Through the GRC Lens: March 2019

3 min read


Google runs into trouble yet again with regulators in the EU, the SEC accuses Volkswagen of carrying out “a massive fraud,” and the FTC launches an inquiry into the privacy practices of large internet service providers — see March 2019 through the GRC lens.

Google Is Fined $1.7 Billion in the EU for Antitrust Violations

Google ran into fresh trouble with European regulators over its unfair advertising rules and was fined $1.7 billion in March, bringing the total cost of penalties incurred by the search giant in the continent to over $9 billion.

The latest enforcement action from the European Union (EU) relates to the unfair terms that the Silicon Valley titan imposed on companies that used its search bar on their websites in Europe, reported The New York Times.

According to The Guardian, the terms of the Google contract stopped publishers from placing search ads from the tech giant’s competitors on their results pages, and forced them to reserve the most profitable spaces for Google’s own ads. The contract also required companies to seek a written approval before making changes to how rival ads were displayed.

Volkswagen Is Accused of Large-Scale Fraud by the SEC

The US Securities and Exchange Commission (SEC) filed a lawsuit last month accusing the German carmaker and its former CEO, Martin Winterkorn, of defrauding American investors in the emissions test scandal that engulfed the company four years ago.

The lawsuit alleged that the company made misleading claims about its financial health and the environmental impact of its technology in order to sell securities to investors at inflated prices, reported CNN.

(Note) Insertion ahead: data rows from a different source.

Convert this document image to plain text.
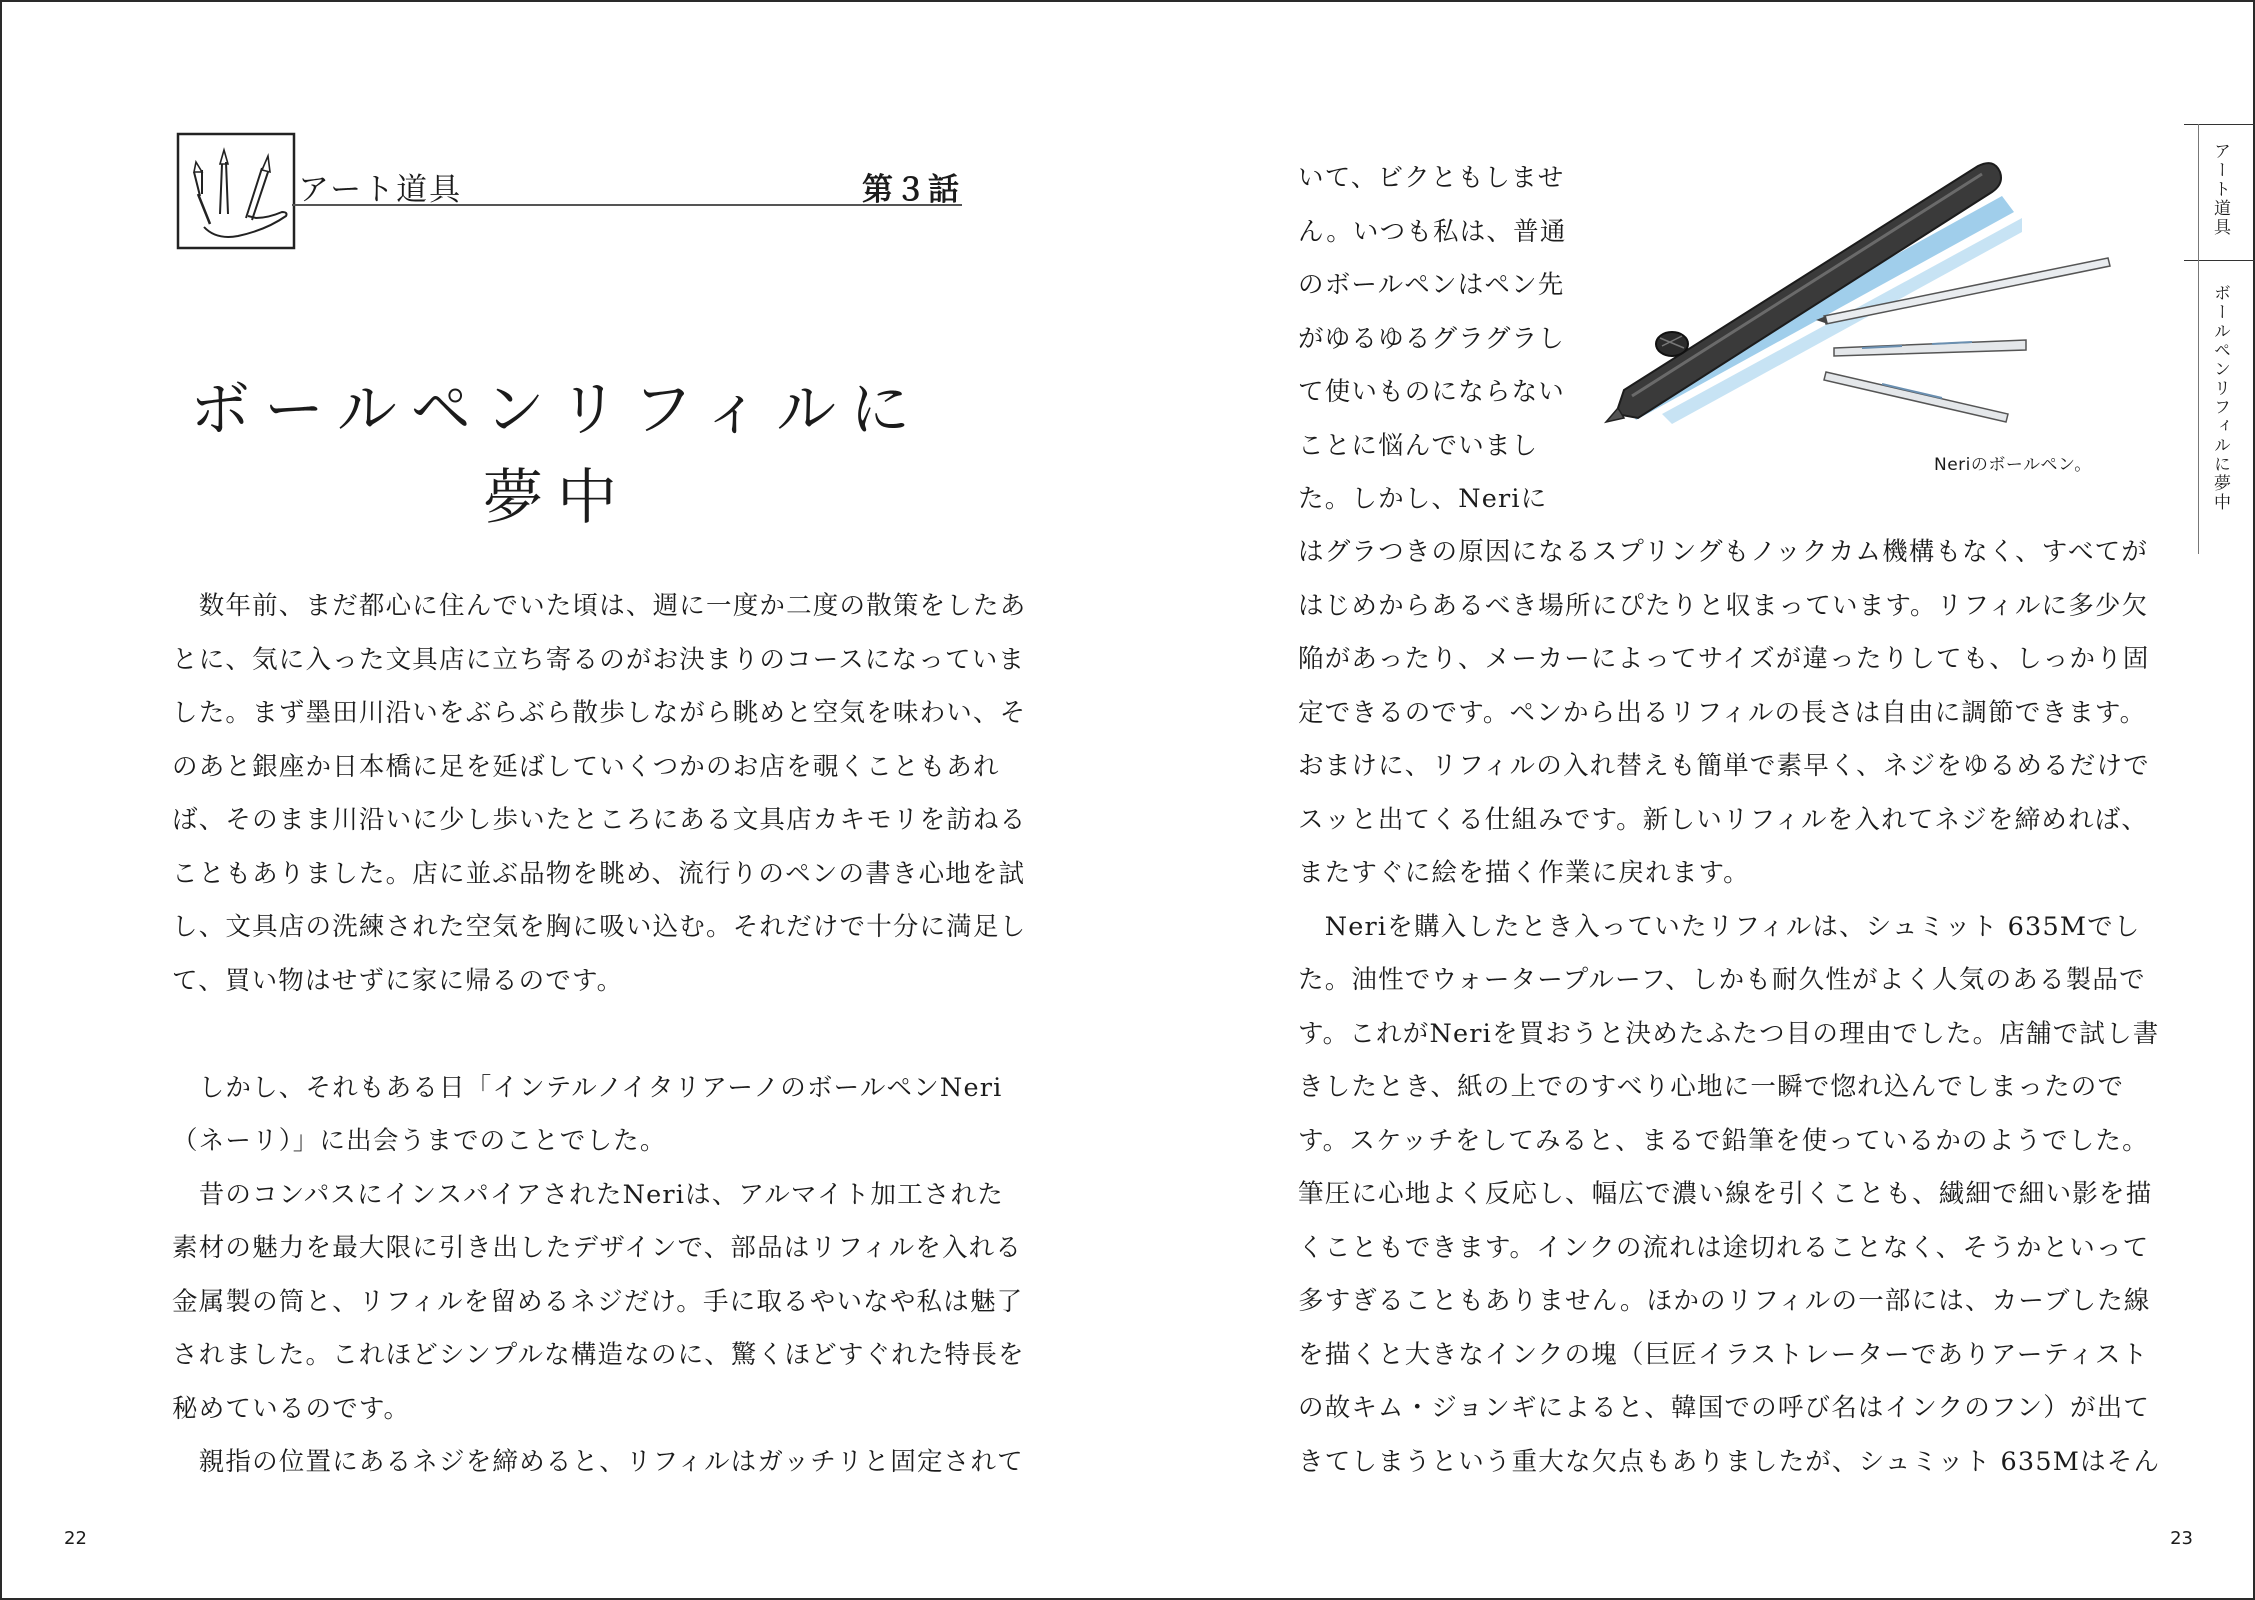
アート道具	第３話
ボールペンリフィルに
夢中

　数年前、まだ都心に住んでいた頃は、週に一度か二度の散策をしたあ

とに、気に入った文具店に立ち寄るのがお決まりのコースになっていま

した。まず墨田川沿いをぶらぶら散歩しながら眺めと空気を味わい、そ

のあと銀座か日本橋に足を延ばしていくつかのお店を覗くこともあれ

ば、そのまま川沿いに少し歩いたところにある文具店カキモリを訪ねる

こともありました。店に並ぶ品物を眺め、流行りのペンの書き心地を試

し、文具店の洗練された空気を胸に吸い込む。それだけで十分に満足し

て、買い物はせずに家に帰るのです。

　しかし、それもある日「インテルノイタリアーノのボールペンNeri

（ネーリ）」に出会うまでのことでした。

　昔のコンパスにインスパイアされたNeriは、アルマイト加工された

素材の魅力を最大限に引き出したデザインで、部品はリフィルを入れる

金属製の筒と、リフィルを留めるネジだけ。手に取るやいなや私は魅了

されました。これほどシンプルな構造なのに、驚くほどすぐれた特長を

秘めているのです。

　親指の位置にあるネジを締めると、リフィルはガッチリと固定されて

22

いて、ビクともしませ

ん。いつも私は、普通

のボールペンはペン先

がゆるゆるグラグラし

て使いものにならない

ことに悩んでいまし

た。しかし、Neriに

Neriのボールペン。

はグラつきの原因になるスプリングもノックカム機構もなく、すべてが

はじめからあるべき場所にぴたりと収まっています。リフィルに多少欠

陥があったり、メーカーによってサイズが違ったりしても、しっかり固

定できるのです。ペンから出るリフィルの長さは自由に調節できます。

おまけに、リフィルの入れ替えも簡単で素早く、ネジをゆるめるだけで

スッと出てくる仕組みです。新しいリフィルを入れてネジを締めれば、

またすぐに絵を描く作業に戻れます。

　Neriを購入したとき入っていたリフィルは、シュミット 635Mでし

た。油性でウォータープルーフ、しかも耐久性がよく人気のある製品で

す。これがNeriを買おうと決めたふたつ目の理由でした。店舗で試し書

きしたとき、紙の上でのすべり心地に一瞬で惚れ込んでしまったので

す。スケッチをしてみると、まるで鉛筆を使っているかのようでした。

筆圧に心地よく反応し、幅広で濃い線を引くことも、繊細で細い影を描

くこともできます。インクの流れは途切れることなく、そうかといって

多すぎることもありません。ほかのリフィルの一部には、カーブした線

を描くと大きなインクの塊（巨匠イラストレーターでありアーティスト

の故キム・ジョンギによると、韓国での呼び名はインクのフン）が出て

きてしまうという重大な欠点もありましたが、シュミット 635Mはそん

23
アート道具
ボールペンリフィルに夢中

The German carmaker admitted in 2015 to cheating on emission tests with the use of special software in its vehicles and paid a hefty price of $33 billion in fines and other penalties.

The FTC Will Look into the Privacy Practices of Broadband Providers

In a surprise move last month, the Federal Trade Commission (FTC) announced that it would look into the privacy practices of large internet service providers (ISPs) such as AT&T, Verizon, T-Mobile, and others.

According to The Verge, the watchdog has asked broadband providers to share details about the kind of customer data they collect and the reason for doing so. The FTC was also said to be interested in knowing whether the data was shared with third parties, and if consumers could opt out of the data collection. 

The announcement of the inquiry into ISPs comes as privacy advocates raise concerns over the companies’ data collection practices that could lead to a new form of targeted advertising, similar to that of Facebook and Google.

The Perspective

Massive fines and other regulatory actions making headlines every other day only go to show that companies still seem to be floundering in their efforts to cope with heightened regulatory scrutiny targeted at their business practices.

Silicon Valley giants such as Google currently face a reckoning over their anti-trust practices in the EU which has established itself as an aggressive tech watchdog, influencing regulatory polices around the world. Meanwhile, the Volkswagen scandal is another reminder of the far-reaching consequences of compliance violations that could threaten a company’s brand reputation and market capitalization.

As privacy concerns escalate, the FTC’s move against broadband companies is only the beginning of a new era of intensifying scrutiny of data collection practices across industries.